“Some watches tell time, some tell a story”
The Watch Museum of Le Locle (MHL) and the International Museum of Horology in La Chaux-de-Fonds (MIH) have joined forces to restore the Pierre Jaquet-Droz pendulum clock, a historic local project carried out by the non-profit Association Automates & Merveilles. The majestic timepiece, acquired in 1984 by the Watch Museum of Le Locle, is a treasure of Neuchâtel watchmaking heritage. Gifted by Napoleon to a Princess of Württemberg, the singing bird automaton is housed in a cage mounted on a mahogany French cabinet decorated with bronze Empire style motifs.
The aim of the restoration of the Jaquet-Droz pendulum clock is to return it to a condition similar to its original state. The clock has not been operated for a number of years, so it is therefore crucial that each component is removed and cleaned. The mechanisms require a complete service.
The grand complication movement at the heart of this priceless piece which bears a brass plaque that reads: “Pierre Jaquet-Droz à La Chaux-de-Fonds” has been inspected and cleaned. The bird motif has been part of Jaquet-Droz since the brand’s inception. Pierre-André Grimm has refreshed the bird’s plumage while respecting the original feathers.
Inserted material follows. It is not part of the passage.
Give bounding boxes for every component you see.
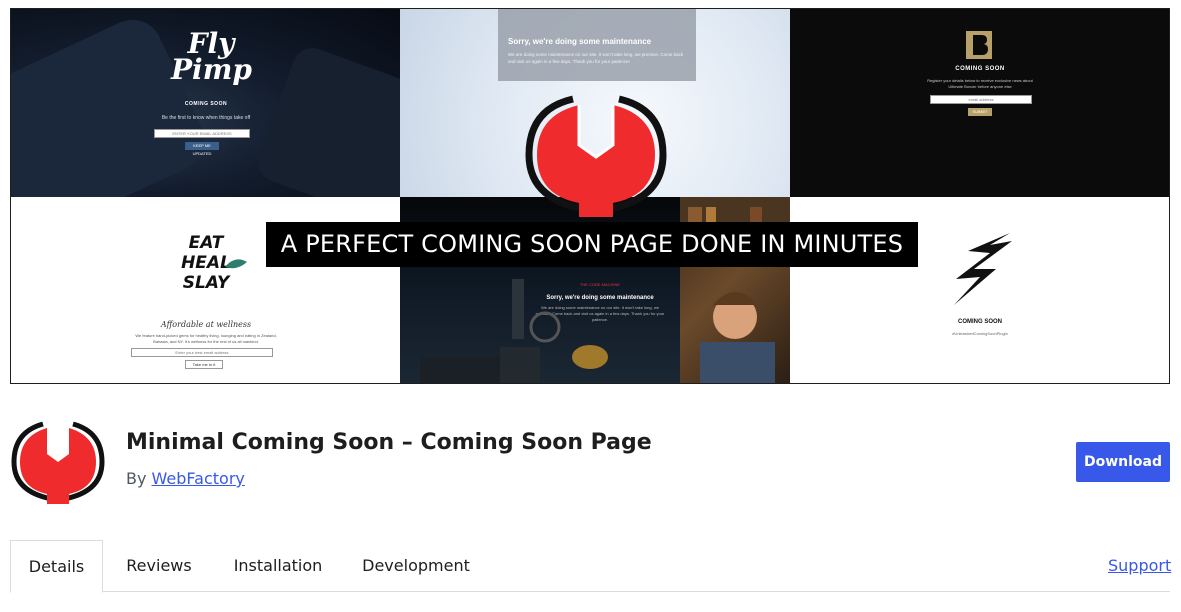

With regards to the wings, a spacing analysis found a lack of mobility in this area, contrary to the restored beak, tail and throat of the bird.
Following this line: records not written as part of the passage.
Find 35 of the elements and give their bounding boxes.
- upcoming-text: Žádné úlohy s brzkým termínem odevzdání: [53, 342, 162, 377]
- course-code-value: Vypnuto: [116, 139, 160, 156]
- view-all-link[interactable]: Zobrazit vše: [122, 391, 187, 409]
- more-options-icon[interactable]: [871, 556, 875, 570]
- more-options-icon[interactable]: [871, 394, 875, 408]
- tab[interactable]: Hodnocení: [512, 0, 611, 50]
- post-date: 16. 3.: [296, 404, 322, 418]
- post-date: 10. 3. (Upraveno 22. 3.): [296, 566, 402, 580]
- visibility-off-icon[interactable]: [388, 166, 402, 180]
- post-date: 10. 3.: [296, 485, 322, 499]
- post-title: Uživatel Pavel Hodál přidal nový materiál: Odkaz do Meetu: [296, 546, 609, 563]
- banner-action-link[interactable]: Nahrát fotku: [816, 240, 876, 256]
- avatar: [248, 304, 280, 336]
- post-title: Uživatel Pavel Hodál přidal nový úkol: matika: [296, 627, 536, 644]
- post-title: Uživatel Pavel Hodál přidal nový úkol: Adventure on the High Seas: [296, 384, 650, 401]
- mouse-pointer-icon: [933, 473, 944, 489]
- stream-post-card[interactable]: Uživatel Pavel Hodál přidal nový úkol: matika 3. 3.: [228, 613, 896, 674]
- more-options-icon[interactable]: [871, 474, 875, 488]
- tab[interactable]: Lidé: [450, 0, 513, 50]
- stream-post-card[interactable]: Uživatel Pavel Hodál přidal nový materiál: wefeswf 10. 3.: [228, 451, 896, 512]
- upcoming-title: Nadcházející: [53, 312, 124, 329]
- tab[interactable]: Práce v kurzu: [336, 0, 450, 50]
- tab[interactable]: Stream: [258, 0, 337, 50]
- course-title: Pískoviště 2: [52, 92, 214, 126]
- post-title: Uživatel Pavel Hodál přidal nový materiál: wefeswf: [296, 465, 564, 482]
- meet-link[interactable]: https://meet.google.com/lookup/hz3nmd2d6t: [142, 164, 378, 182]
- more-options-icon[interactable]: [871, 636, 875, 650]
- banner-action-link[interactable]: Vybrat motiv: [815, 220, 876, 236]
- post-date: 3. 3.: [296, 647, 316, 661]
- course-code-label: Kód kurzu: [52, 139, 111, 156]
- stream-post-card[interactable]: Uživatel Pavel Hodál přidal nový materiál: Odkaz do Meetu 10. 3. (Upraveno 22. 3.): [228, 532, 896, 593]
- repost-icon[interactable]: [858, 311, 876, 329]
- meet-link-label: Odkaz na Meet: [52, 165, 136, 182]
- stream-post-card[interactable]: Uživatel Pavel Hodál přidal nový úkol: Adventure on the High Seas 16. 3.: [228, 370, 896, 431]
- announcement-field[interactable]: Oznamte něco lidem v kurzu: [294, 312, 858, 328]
Originally the serin’s glorious song could be heard on demand, or automatically on the hour, in testament to the grand complication inside the timepiece. The six melodies in its repertoire were played by a pin-barrel serinette, a feat of mechanical genius that produced sounds by air intake to its flutes. The serinette has now been restored, thanks to Walter Dahler’s long-term endeavor of measuring, checking and reassembling, and some 75 hours of studying the movement.
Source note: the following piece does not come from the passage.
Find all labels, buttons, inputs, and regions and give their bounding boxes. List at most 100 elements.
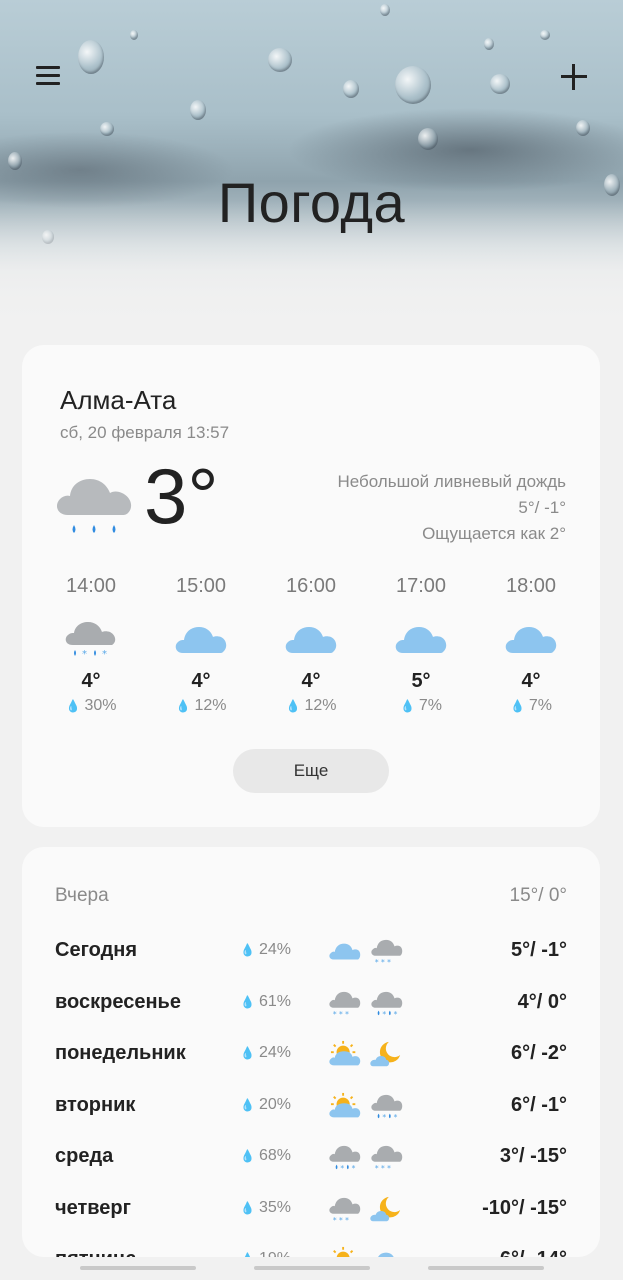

Under the supervision of Sylvain Varone, was tasked with creating identical reproductions of the four-link chains in the motor of the serinette and the clock.
This work involves producing initial cutouts, carrying out strength testing, and testing the metals. To date, the team has produced the stamps and ordered the components for profile-turning, which is the final stage before reassembly.
On the exterior of the piece, the gilt-bronze motifs have been restored to their former excellence by Olivier Bauermeister.